Pertama, sistem PKWT yang tanpa batas waktu adalah jebakan bagi jutaan pekerja agar tetap hidup dalam ketidakpastian. Status kerja tidak lagi menjadi jaminan kesejahteraan, melainkan alat kendali agar buruh tidak bersuara karena takut tidak diperpanjang kontraknya.

Kedua, outsourcing yang tidak dibatasi hanya pada pekerjaan penunjang mengakibatkan buruh inti kehilangan kepastian hak, tunjangan, dan rasa aman. Ketua DPC FSP KEP Kota Cilegon menegaskan bahwa outsourcing harus dibatasi secara ketat, dan jika diterapkan pada pekerjaan inti, maka itu bukan efisiensi tetapi penghilangan tanggung jawab pengusaha terhadap kesejahteraan buruh.

Ketiga, meningkatnya praktik PHK sepihak tanpa melibatkan serikat pekerja merupakan indikasi langsung lemahnya posisi tawar buruh, sekaligus bentuk nyata pengabaian terhadap hak berserikat.
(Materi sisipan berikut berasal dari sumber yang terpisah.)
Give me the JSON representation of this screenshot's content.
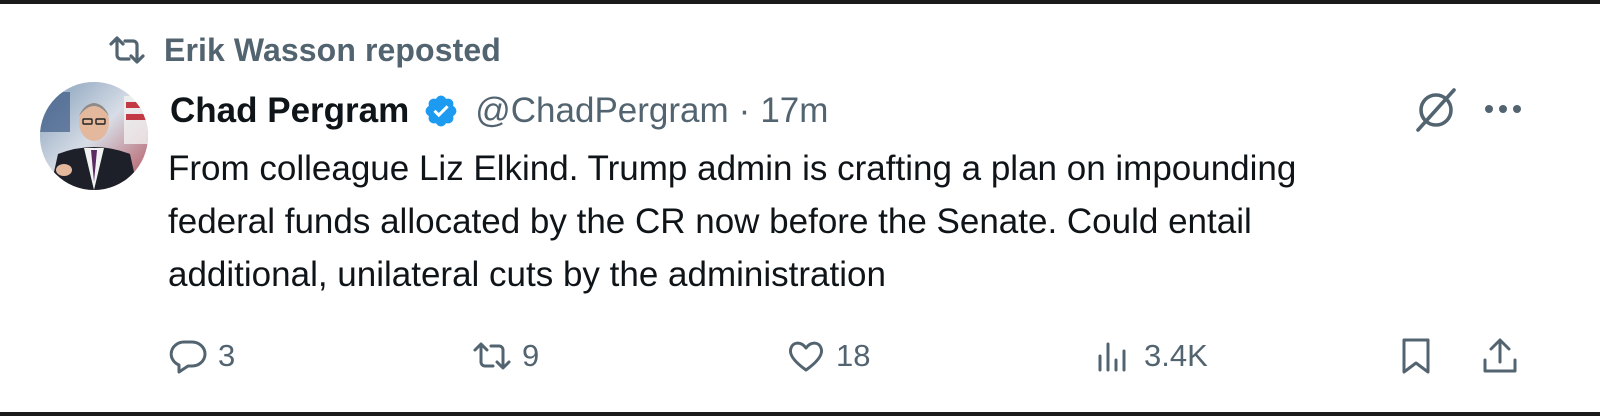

Banyak perusahaan melakukan PHK bukan karena alasan rasional, tetapi karena ingin memutus buruh yang aktif dalam organisasi. Ini bukan sekadar pelanggaran hukum, melainkan serangan terhadap demokrasi industrial.
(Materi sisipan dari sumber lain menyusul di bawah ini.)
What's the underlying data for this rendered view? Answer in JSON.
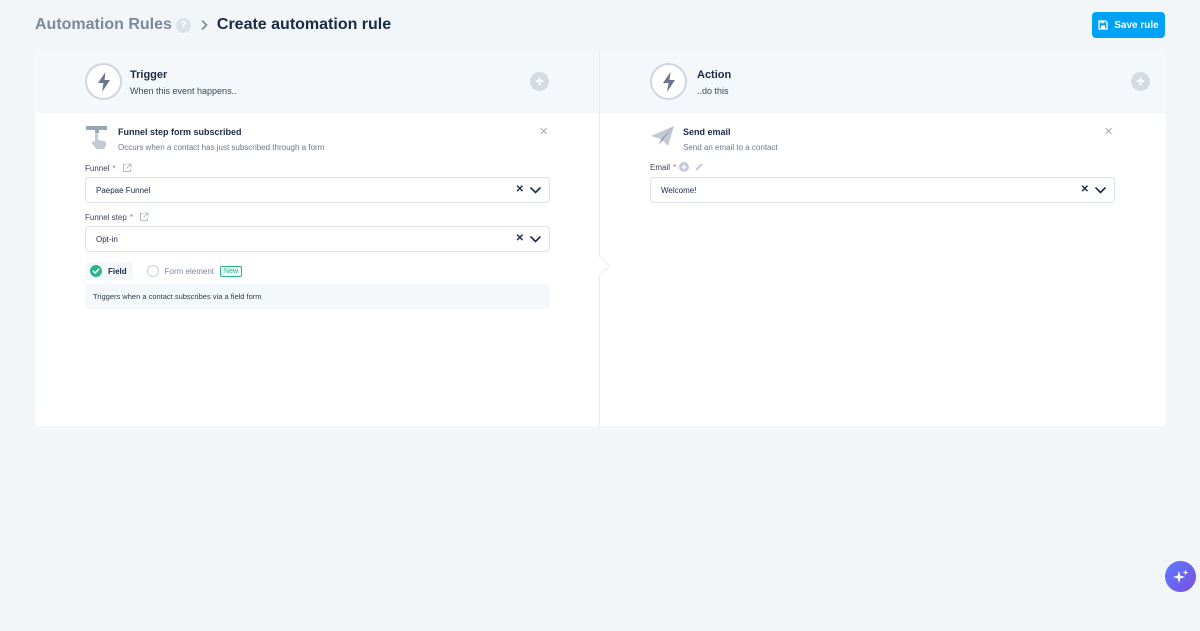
{
  "header": {
    "breadcrumb_parent": "Automation Rules",
    "help_icon": "question-mark",
    "breadcrumb_separator_icon": "chevron-right-icon",
    "page_title": "Create automation rule",
    "save_label": "Save rule"
  },
  "trigger": {
    "title": "Trigger",
    "subtitle": "When this event happens..",
    "step": {
      "title": "Funnel step form subscribed",
      "description": "Occurs when a contact has just subscribed through a form"
    },
    "funnel": {
      "label": "Funnel",
      "value": "Paepae Funnel"
    },
    "funnel_step": {
      "label": "Funnel step",
      "value": "Opt-in"
    },
    "options": {
      "field_label": "Field",
      "form_element_label": "Form element",
      "new_badge": "New",
      "selected": "Field"
    },
    "info_text": "Triggers when a contact subscribes via a field form"
  },
  "action": {
    "title": "Action",
    "subtitle": "..do this",
    "step": {
      "title": "Send email",
      "description": "Send an email to a contact"
    },
    "email": {
      "label": "Email",
      "value": "Welcome!"
    }
  },
  "colors": {
    "accent": "#00a2f5",
    "success": "#2bb58a",
    "required": "#e05263",
    "background": "#f3f6f9"
  }
}
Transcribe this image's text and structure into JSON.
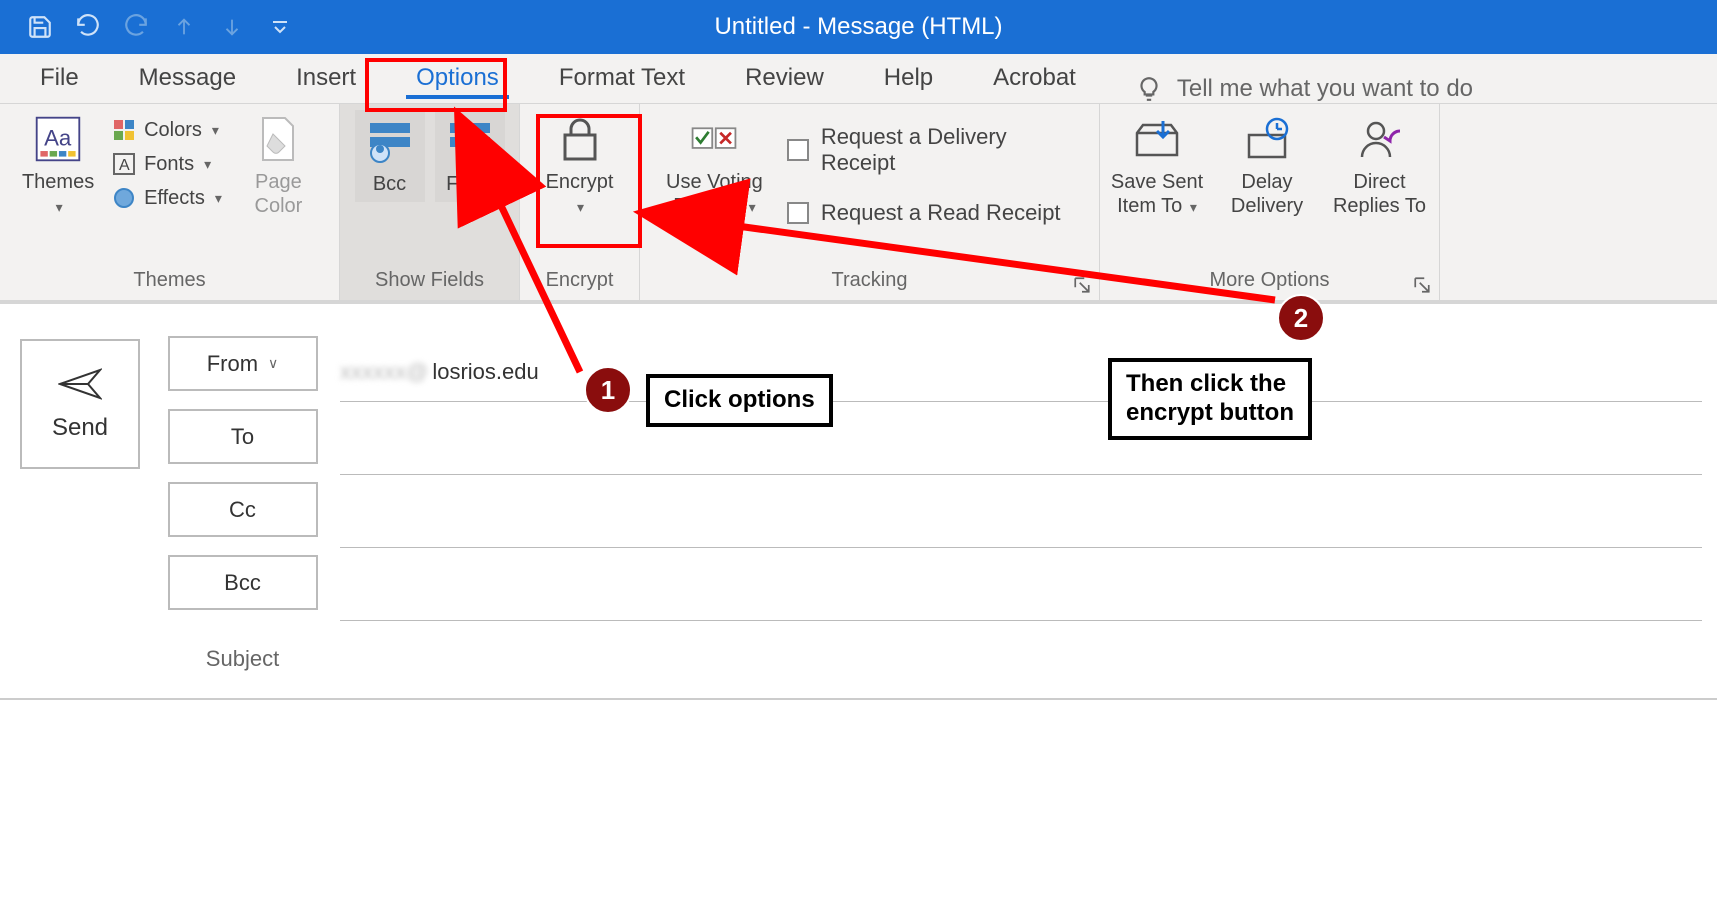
{
  "window_title": "Untitled  -  Message (HTML)",
  "tabs": {
    "file": "File",
    "message": "Message",
    "insert": "Insert",
    "options": "Options",
    "format_text": "Format Text",
    "review": "Review",
    "help": "Help",
    "acrobat": "Acrobat",
    "tell_me": "Tell me what you want to do"
  },
  "ribbon": {
    "themes": {
      "themes_btn": "Themes",
      "colors": "Colors",
      "fonts": "Fonts",
      "effects": "Effects",
      "page_color": "Page\nColor",
      "group_label": "Themes"
    },
    "show_fields": {
      "bcc": "Bcc",
      "from": "From",
      "group_label": "Show Fields"
    },
    "encrypt": {
      "encrypt": "Encrypt",
      "group_label": "Encrypt"
    },
    "tracking": {
      "voting": "Use Voting\nButtons",
      "delivery_receipt": "Request a Delivery Receipt",
      "read_receipt": "Request a Read Receipt",
      "group_label": "Tracking"
    },
    "more_options": {
      "save_sent": "Save Sent\nItem To",
      "delay": "Delay\nDelivery",
      "direct_replies": "Direct\nReplies To",
      "group_label": "More Options"
    }
  },
  "compose": {
    "send": "Send",
    "from_btn": "From",
    "to_btn": "To",
    "cc_btn": "Cc",
    "bcc_btn": "Bcc",
    "subject": "Subject",
    "from_value_suffix": "losrios.edu"
  },
  "annotations": {
    "step1_num": "1",
    "step1_text": "Click options",
    "step2_num": "2",
    "step2_text": "Then click the\nencrypt button"
  }
}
Keempat, penghapusan upah minimum sektoral serta penyederhanaan pesangon dalam UU Cipta Kerja adalah pengkhianatan terhadap perjuangan panjang gerakan buruh. Semua kemajuan perlindungan yang dibangun sejak Reformasi kini diruntuhkan demi dalih “kemudahan berusaha”.

“UU Cipta Kerja telah menjadi mesin pemiskinan buruh. Negara seolah-olah hadir untuk investor, tapi absen bagi pekerja. Ini tidak bisa dibiarkan,” tegas Ketua DPC FSP KEP Kota Cilegon.

Karena itu, beliau mendesak agar:
1. PKWT kembali dibatasi secara jelas dan adil.
2. Outsourcing dibatasi hanya untuk pekerjaan penunjang.
3. PHK tidak boleh dilakukan tanpa melibatkan serikat pekerja.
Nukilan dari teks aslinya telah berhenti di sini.